On offense, the Hurricanes rank fifth in the ACC in scoring (29.5), sixth in passing (245.8) and total yards (405.5), and 10th in rushing (159.7). Miami has been impressive inside the red zone this year, scoring 92.7 percent of the time, which ranks second in the ACC and 11th nationally. Quarterback Malik Rosier has been one of the top signal callers in the ACC this year, ranking first with 25 passing touchdowns, second with 13.69 passing yards per completion, fourth with 2,917 passing yards, and sixth with 243.1 yards per game. Most of the dominance came during Miami’s 10-0 start to the season, but the Hurricanes have been outscored 62-17 in back-to-back losses to Pitt and Clemson, averaging just 223 total yards. Rosier completed just 46 percent of his passes and was sacked seven times during the two losses. Sophomore tailback Travis Homer is seventh in the ACC with 75.2 rushing yards per game and has managed to find the end zone seven times. Third-team All-ACC wideout Braxton Berrios ranks just 13th with 52.8 receiving yards per game, but leads the league and is 21st nationally with nine receiving touchdowns. Senior tight end Christopher Herndon IV earned second-team All-ACC accolades with 3.6 receptions and 43.4 receiving yards per game.

Wisconsin’s defense ranks first in the country in total yards allowed (253.2), second against the run (92.6), third in scoring (13.2), and fourth in defending the pass (160.6).
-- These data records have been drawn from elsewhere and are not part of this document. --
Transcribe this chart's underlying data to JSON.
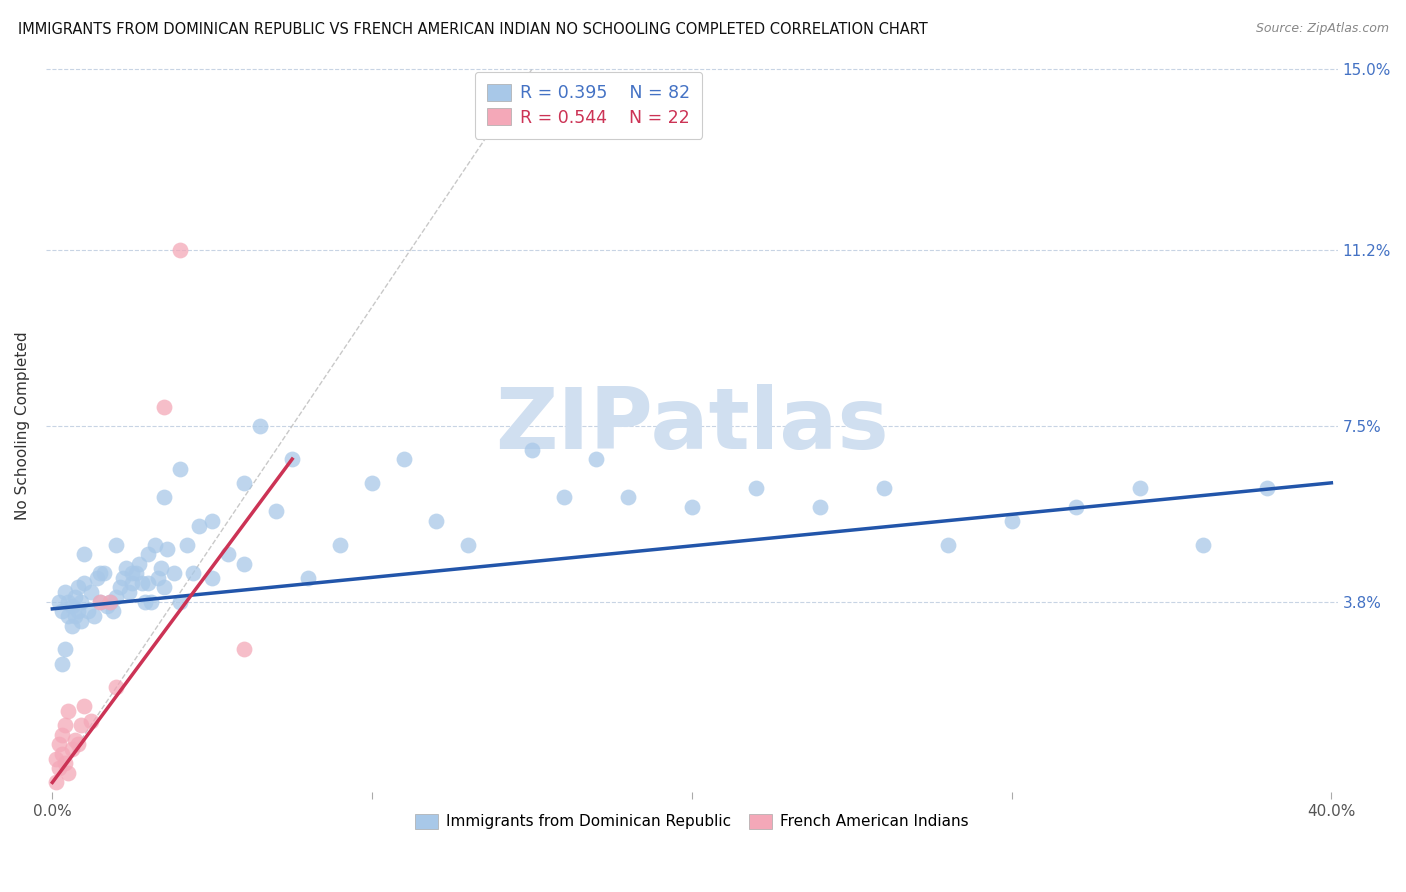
{
  "title": "IMMIGRANTS FROM DOMINICAN REPUBLIC VS FRENCH AMERICAN INDIAN NO SCHOOLING COMPLETED CORRELATION CHART",
  "source": "Source: ZipAtlas.com",
  "ylabel": "No Schooling Completed",
  "blue_R": 0.395,
  "blue_N": 82,
  "pink_R": 0.544,
  "pink_N": 22,
  "blue_color": "#a8c8e8",
  "pink_color": "#f4a8b8",
  "blue_line_color": "#2255aa",
  "pink_line_color": "#cc3355",
  "diagonal_color": "#bbbbbb",
  "watermark": "ZIPatlas",
  "watermark_color": "#d0dff0",
  "xlim": [
    0.0,
    0.4
  ],
  "ylim": [
    0.0,
    0.15
  ],
  "ytick_vals": [
    0.0,
    0.038,
    0.075,
    0.112,
    0.15
  ],
  "ytick_labels": [
    "",
    "3.8%",
    "7.5%",
    "11.2%",
    "15.0%"
  ],
  "xtick_vals": [
    0.0,
    0.1,
    0.2,
    0.3,
    0.4
  ],
  "xtick_labels": [
    "0.0%",
    "",
    "",
    "",
    "40.0%"
  ],
  "blue_line_x0": 0.0,
  "blue_line_y0": 0.0365,
  "blue_line_x1": 0.4,
  "blue_line_y1": 0.063,
  "pink_line_x0": 0.0,
  "pink_line_y0": 0.0,
  "pink_line_x1": 0.075,
  "pink_line_y1": 0.068,
  "blue_scatter_x": [
    0.002,
    0.003,
    0.004,
    0.005,
    0.005,
    0.006,
    0.006,
    0.007,
    0.007,
    0.008,
    0.008,
    0.009,
    0.009,
    0.01,
    0.011,
    0.012,
    0.013,
    0.014,
    0.015,
    0.016,
    0.017,
    0.018,
    0.019,
    0.02,
    0.021,
    0.022,
    0.023,
    0.024,
    0.025,
    0.026,
    0.027,
    0.028,
    0.029,
    0.03,
    0.031,
    0.032,
    0.033,
    0.034,
    0.035,
    0.036,
    0.038,
    0.04,
    0.042,
    0.044,
    0.046,
    0.05,
    0.055,
    0.06,
    0.065,
    0.07,
    0.075,
    0.08,
    0.09,
    0.1,
    0.11,
    0.12,
    0.13,
    0.15,
    0.16,
    0.17,
    0.18,
    0.2,
    0.22,
    0.24,
    0.26,
    0.28,
    0.3,
    0.32,
    0.34,
    0.36,
    0.38,
    0.01,
    0.015,
    0.02,
    0.025,
    0.03,
    0.035,
    0.04,
    0.05,
    0.06,
    0.003,
    0.004
  ],
  "blue_scatter_y": [
    0.038,
    0.036,
    0.04,
    0.035,
    0.038,
    0.033,
    0.037,
    0.039,
    0.035,
    0.041,
    0.036,
    0.038,
    0.034,
    0.042,
    0.036,
    0.04,
    0.035,
    0.043,
    0.038,
    0.044,
    0.037,
    0.038,
    0.036,
    0.039,
    0.041,
    0.043,
    0.045,
    0.04,
    0.042,
    0.044,
    0.046,
    0.042,
    0.038,
    0.042,
    0.038,
    0.05,
    0.043,
    0.045,
    0.041,
    0.049,
    0.044,
    0.038,
    0.05,
    0.044,
    0.054,
    0.055,
    0.048,
    0.063,
    0.075,
    0.057,
    0.068,
    0.043,
    0.05,
    0.063,
    0.068,
    0.055,
    0.05,
    0.07,
    0.06,
    0.068,
    0.06,
    0.058,
    0.062,
    0.058,
    0.062,
    0.05,
    0.055,
    0.058,
    0.062,
    0.05,
    0.062,
    0.048,
    0.044,
    0.05,
    0.044,
    0.048,
    0.06,
    0.066,
    0.043,
    0.046,
    0.025,
    0.028
  ],
  "pink_scatter_x": [
    0.001,
    0.001,
    0.002,
    0.002,
    0.003,
    0.003,
    0.004,
    0.004,
    0.005,
    0.005,
    0.006,
    0.007,
    0.008,
    0.009,
    0.01,
    0.012,
    0.015,
    0.018,
    0.02,
    0.04,
    0.035,
    0.06
  ],
  "pink_scatter_y": [
    0.0,
    0.005,
    0.003,
    0.008,
    0.006,
    0.01,
    0.004,
    0.012,
    0.002,
    0.015,
    0.007,
    0.009,
    0.008,
    0.012,
    0.016,
    0.013,
    0.038,
    0.038,
    0.02,
    0.112,
    0.079,
    0.028
  ]
}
The Badgers are ninth nationally with both 19 interceptions and 26 total takeaways, 12th with 3.00 sacks per game, as well as sixth in first down defense (179) and seventh in third down conversion percentage defense (29.6). UW also adds 6.5 tackles for loss each time out and has recovered nine fumbles on the season. Within the red zone, Wisconsin has limited the opposition to points just 72.7 percent of the time, good for 10th nationally. Runner-up for the Butkus Award, T.J. Edwards has recorded 75 total tackles and 11.0 TFLs as a key part of Wisconsin's top-ranked defense. He also is tied for the team lead with four interceptions – including one returned for a touchdown – and has logged seven pass breakups. Edwards was a consensus first-team All-Big Ten pick this season. Joe Ferguson is also tied with Edwards with four interceptions and shares the team lead with Leon Jacobs with two fumbles recovered this season. Ryan Connelly paces the Badgers in tackles with 6.2 stops per contest. Garret Dooley (0.58), Alec James (0.42) and Andrew Van Ginkel (0.42) all rank in the Big Ten’s top 15 leaders in sacks per game.
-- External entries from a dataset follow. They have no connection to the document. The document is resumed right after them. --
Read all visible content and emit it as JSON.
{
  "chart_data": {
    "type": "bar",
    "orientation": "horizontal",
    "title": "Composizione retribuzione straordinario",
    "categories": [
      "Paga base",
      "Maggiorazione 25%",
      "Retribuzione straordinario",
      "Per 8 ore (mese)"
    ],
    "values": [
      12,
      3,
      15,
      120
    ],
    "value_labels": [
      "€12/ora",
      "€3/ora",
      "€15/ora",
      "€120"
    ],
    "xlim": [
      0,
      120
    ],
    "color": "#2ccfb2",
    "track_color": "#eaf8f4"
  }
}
On special teams, Wisconsin ranks fourth in the Big Ten in punt return average (8.45), eighth in punt return defense (7.00), and 12th in punting (36.73). Nick Nelson rates fourth-best in the Big Ten in punt returns (8.5) and has one touchdown return to his credit. On kickoffs, the Badgers are eighth in the league in both returns (20.74) and defending returns (19.62). Rafeal Gaglianone is eighth nationally in field goal percentage (87.5), having made 14 of his 16 three-pointers this season. Miami’s special teams unit is headlined by senior kicker Michael Badgley, who was named to the All-ACC First Team. Badgley has made 16 of his 20 field goal attempts this year, ranking fifth in the ACC with an 80-percent clip. As a team, the Hurricanes found success in the punt game. Despite ranking 13th in the ACC in net punting (36.00), Miami rated fifth in the country in punt returns (15.92) and 26th in punt return defense (4.90). The Canes ranked ninth in the ACC in kickoff returns (21.81) and 11th defending kickoff returns (23.57).